With Apple Pay gaining popularity, and more mobile payment systems like Android Pay and Samsung Pay in the pipeline, fingerprint authentication is quickly becoming the new security standard when it comes to making payments without a credit card. But the Nymi Band is testing something said to be even more secure than fingerprints: heartbeat authentication. The band uses a sensor to track and identify the electrical activity in the owner's heart, a biometric that can't be copied or stolen.

The Nymi Band was first unveiled back in 2013, touting its heartbeat scanning and motion detection as ways of replacing everything from keys and remote controls to payment cards. You can see the vision for the wearable in the announcement video below.

The device is currently being used in a trial in Canada for those with MasterCards and use TD Bank Group, with more banks gaining support soon. As each wearer's electrical activity is unique, the band will only work with the authenticated owner. Mobile payments are made through NFC, and the band can be used at Canadian retailers that support MasterCard's PayPass.

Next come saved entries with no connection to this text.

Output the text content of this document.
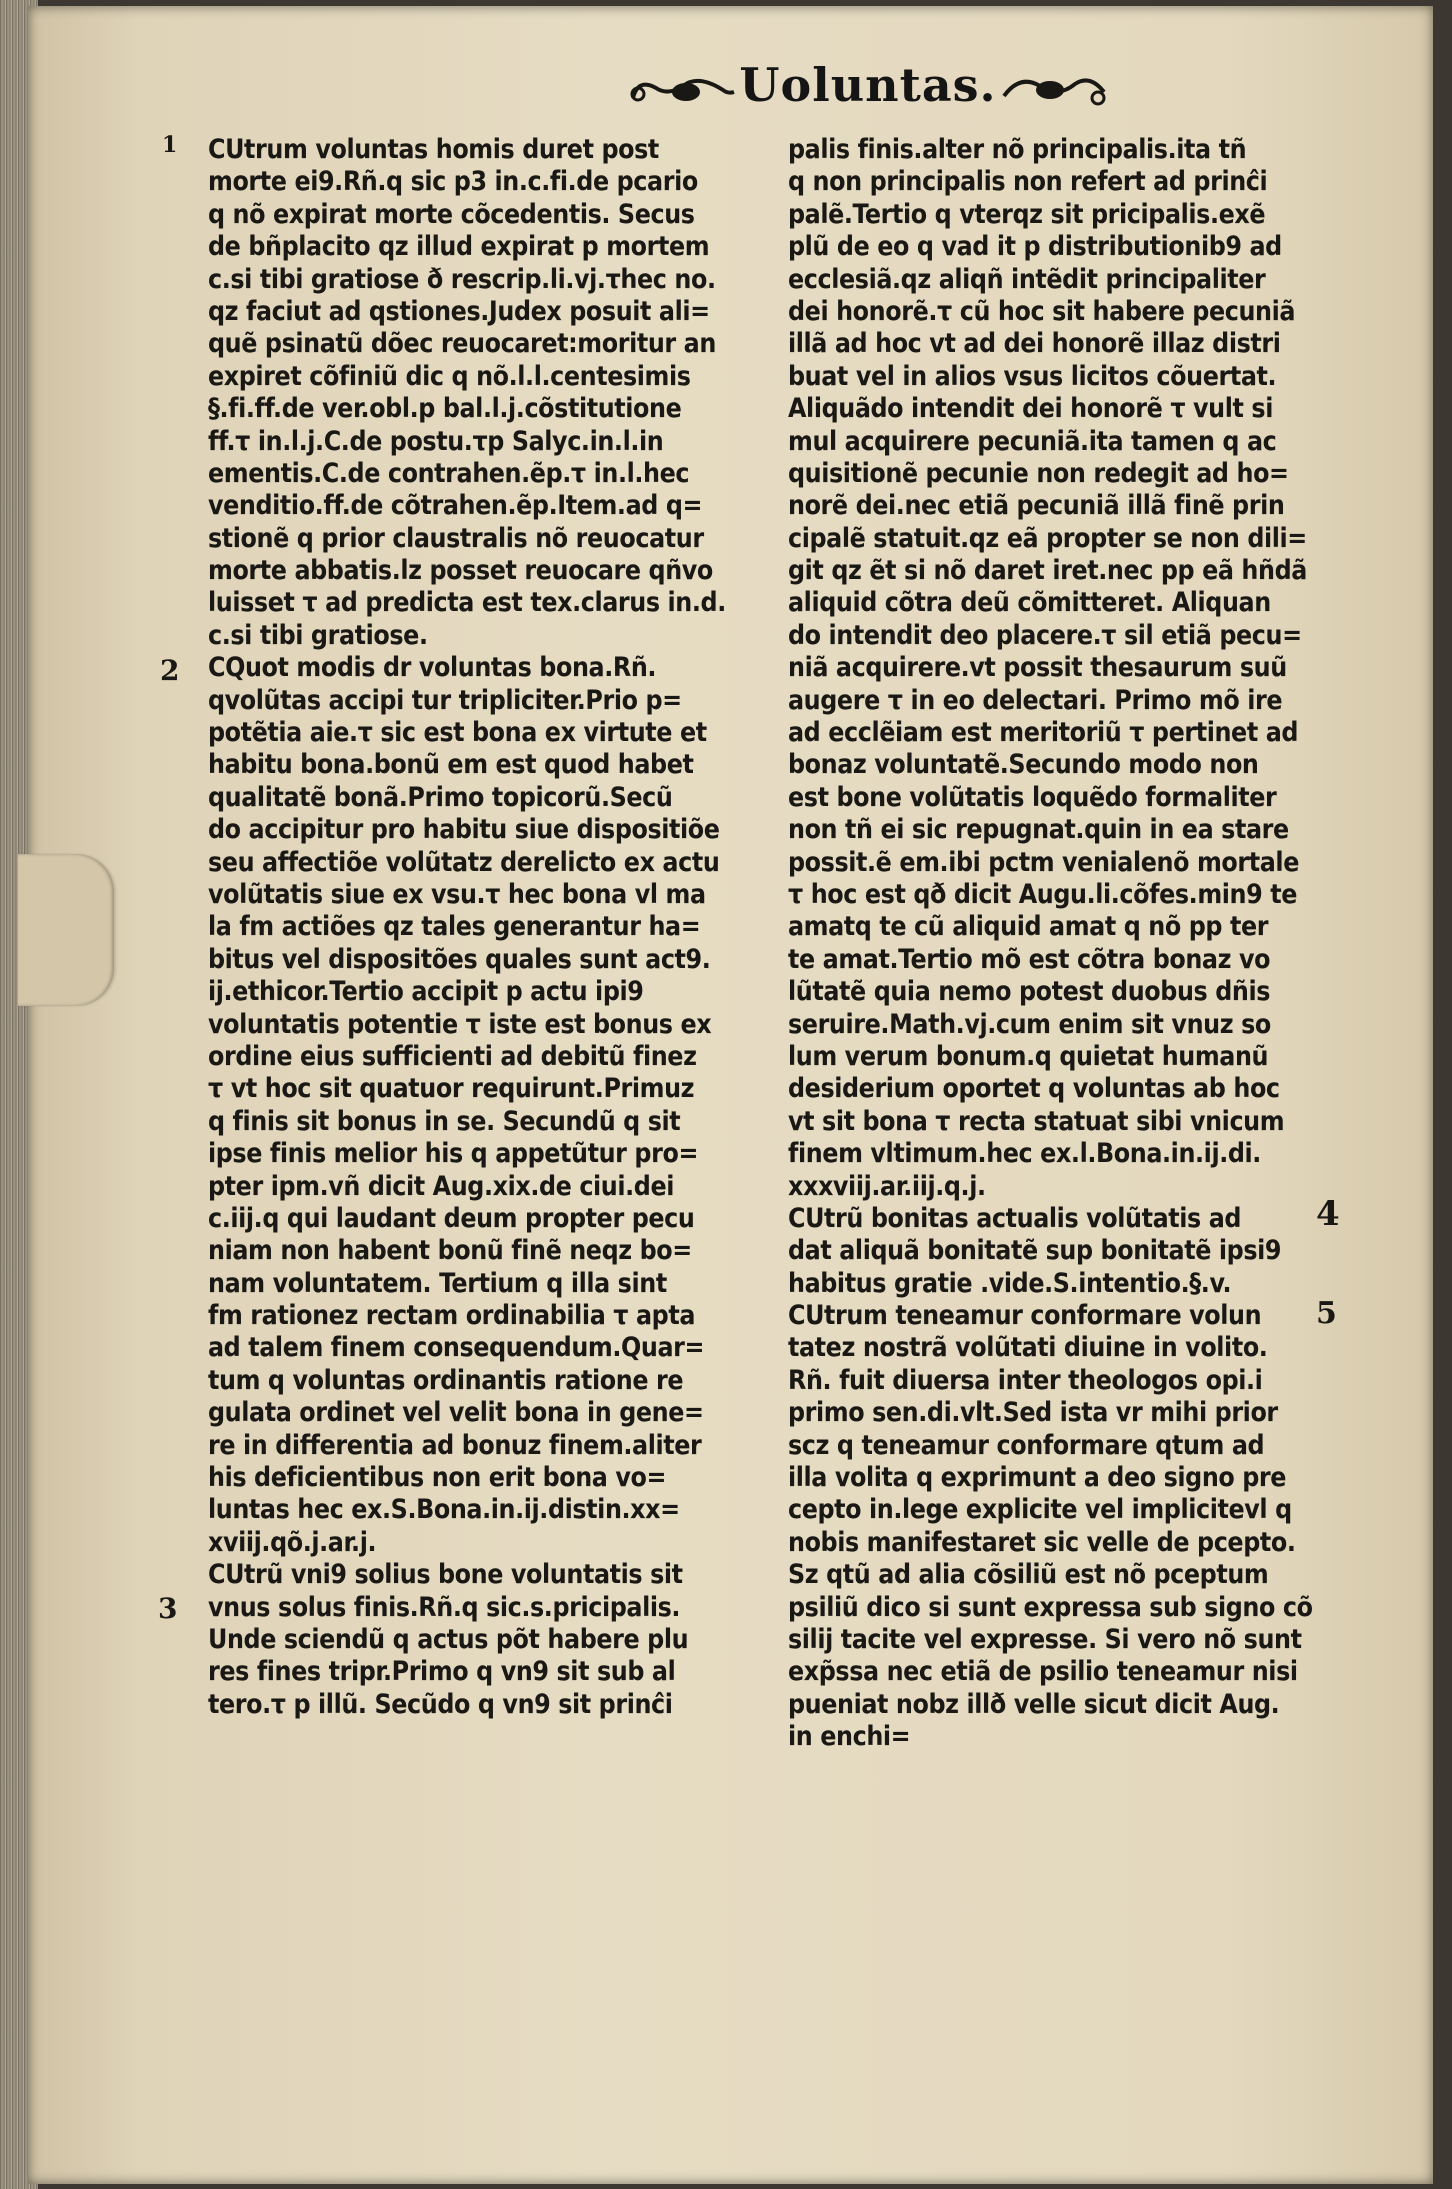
Uoluntas.
1
2
3
4
5
CUtrum voluntas homis duret post
morte ei9.Rñ.q sic p3 in.c.fi.de pcario
q nõ expirat morte cõcedentis. Secus
de bñplacito qz illud expirat p mortem
c.si tibi gratiose ð rescrip.li.vj.τhec no.
qz faciut ad qstiones.Judex posuit ali=
quẽ psinatũ dõec reuocaret:moritur an
expiret cõfiniũ dic q nõ.l.l.centesimis
§.fi.ff.de ver.obl.p bal.l.j.cõstitutione
ff.τ in.l.j.C.de postu.τp Salyc.in.l.in
ementis.C.de contrahen.ẽp.τ in.l.hec
venditio.ff.de cõtrahen.ẽp.Item.ad q=
stionẽ q prior claustralis nõ reuocatur
morte abbatis.lz posset reuocare qñvo
luisset τ ad predicta est tex.clarus in.d.
c.si tibi gratiose.
CQuot modis dr voluntas bona.Rñ.
qvolũtas accipi tur tripliciter.Prio p=
potẽtia aie.τ sic est bona ex virtute et
habitu bona.bonũ em est quod habet
qualitatẽ bonã.Primo topicorũ.Secũ
do accipitur pro habitu siue dispositiõe
seu affectiõe volũtatz derelicto ex actu
volũtatis siue ex vsu.τ hec bona vl ma
la fm actiões qz tales generantur ha=
bitus vel dispositões quales sunt act9.
ij.ethicor.Tertio accipit p actu ipi9
voluntatis potentie τ iste est bonus ex
ordine eius sufficienti ad debitũ finez
τ vt hoc sit quatuor requirunt.Primuz
q finis sit bonus in se. Secundũ q sit
ipse finis melior his q appetũtur pro=
pter ipm.vñ dicit Aug.xix.de ciui.dei
c.iij.q qui laudant deum propter pecu
niam non habent bonũ finẽ neqz bo=
nam voluntatem. Tertium q illa sint
fm rationez rectam ordinabilia τ apta
ad talem finem consequendum.Quar=
tum q voluntas ordinantis ratione re
gulata ordinet vel velit bona in gene=
re in differentia ad bonuz finem.aliter
his deficientibus non erit bona vo=
luntas hec ex.S.Bona.in.ij.distin.xx=
xviij.qõ.j.ar.j.
CUtrũ vni9 solius bone voluntatis sit
vnus solus finis.Rñ.q sic.s.pricipalis.
Unde sciendũ q actus põt habere plu
res fines tripr.Primo q vn9 sit sub al
tero.τ p illũ. Secũdo q vn9 sit prinĉi
palis finis.alter nõ principalis.ita tñ
q non principalis non refert ad prinĉi
palẽ.Tertio q vterqz sit pricipalis.exẽ
plũ de eo q vad it p distributionib9 ad
ecclesiã.qz aliqñ intẽdit principaliter
dei honorẽ.τ cũ hoc sit habere pecuniã
illã ad hoc vt ad dei honorẽ illaz distri
buat vel in alios vsus licitos cõuertat.
Aliquãdo intendit dei honorẽ τ vult si
mul acquirere pecuniã.ita tamen q ac
quisitionẽ pecunie non redegit ad ho=
norẽ dei.nec etiã pecuniã illã finẽ prin
cipalẽ statuit.qz eã propter se non dili=
git qz ẽt si nõ daret iret.nec pp eã hñdã
aliquid cõtra deũ cõmitteret. Aliquan
do intendit deo placere.τ sil etiã pecu=
niã acquirere.vt possit thesaurum suũ
augere τ in eo delectari. Primo mõ ire
ad ecclẽiam est meritoriũ τ pertinet ad
bonaz voluntatẽ.Secundo modo non
est bone volũtatis loquẽdo formaliter
non tñ ei sic repugnat.quin in ea stare
possit.ẽ em.ibi pctm venialenõ mortale
τ hoc est qð dicit Augu.li.cõfes.min9 te
amatq te cũ aliquid amat q nõ pp ter
te amat.Tertio mõ est cõtra bonaz vo
lũtatẽ quia nemo potest duobus dñis
seruire.Math.vj.cum enim sit vnuz so
lum verum bonum.q quietat humanũ
desiderium oportet q voluntas ab hoc
vt sit bona τ recta statuat sibi vnicum
finem vltimum.hec ex.l.Bona.in.ij.di.
xxxviij.ar.iij.q.j.
CUtrũ bonitas actualis volũtatis ad
dat aliquã bonitatẽ sup bonitatẽ ipsi9
habitus gratie .vide.S.intentio.§.v.
CUtrum teneamur conformare volun
tatez nostrã volũtati diuine in volito.
Rñ. fuit diuersa inter theologos opi.i
primo sen.di.vlt.Sed ista vr mihi prior
scz q teneamur conformare qtum ad
illa volita q exprimunt a deo signo pre
cepto in.lege explicite vel implicitevl q
nobis manifestaret sic velle de pcepto.
Sz qtũ ad alia cõsiliũ est nõ pceptum
psiliũ dico si sunt expressa sub signo cõ
silij tacite vel expresse. Si vero nõ sunt
exp̃ssa nec etiã de psilio teneamur nisi
pueniat nobz illð velle sicut dicit Aug.
in enchi=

Unfortunately it doesn't seem this version of the Nymi Band coming to consumers anytime soon. It's currently only available in a $150 developer kit, and that model doesn't include the NFC chip needed for payments. The one currently in testing is specifically issued from Nymi and the partnering bank, with the user's payment information even pre-loaded.

But if heartbeat authentication turns out to be successful, it's more than likely the feature will begin showing up in future smartwatches. Especially since the advanced once already have, or will have, the needed sensors.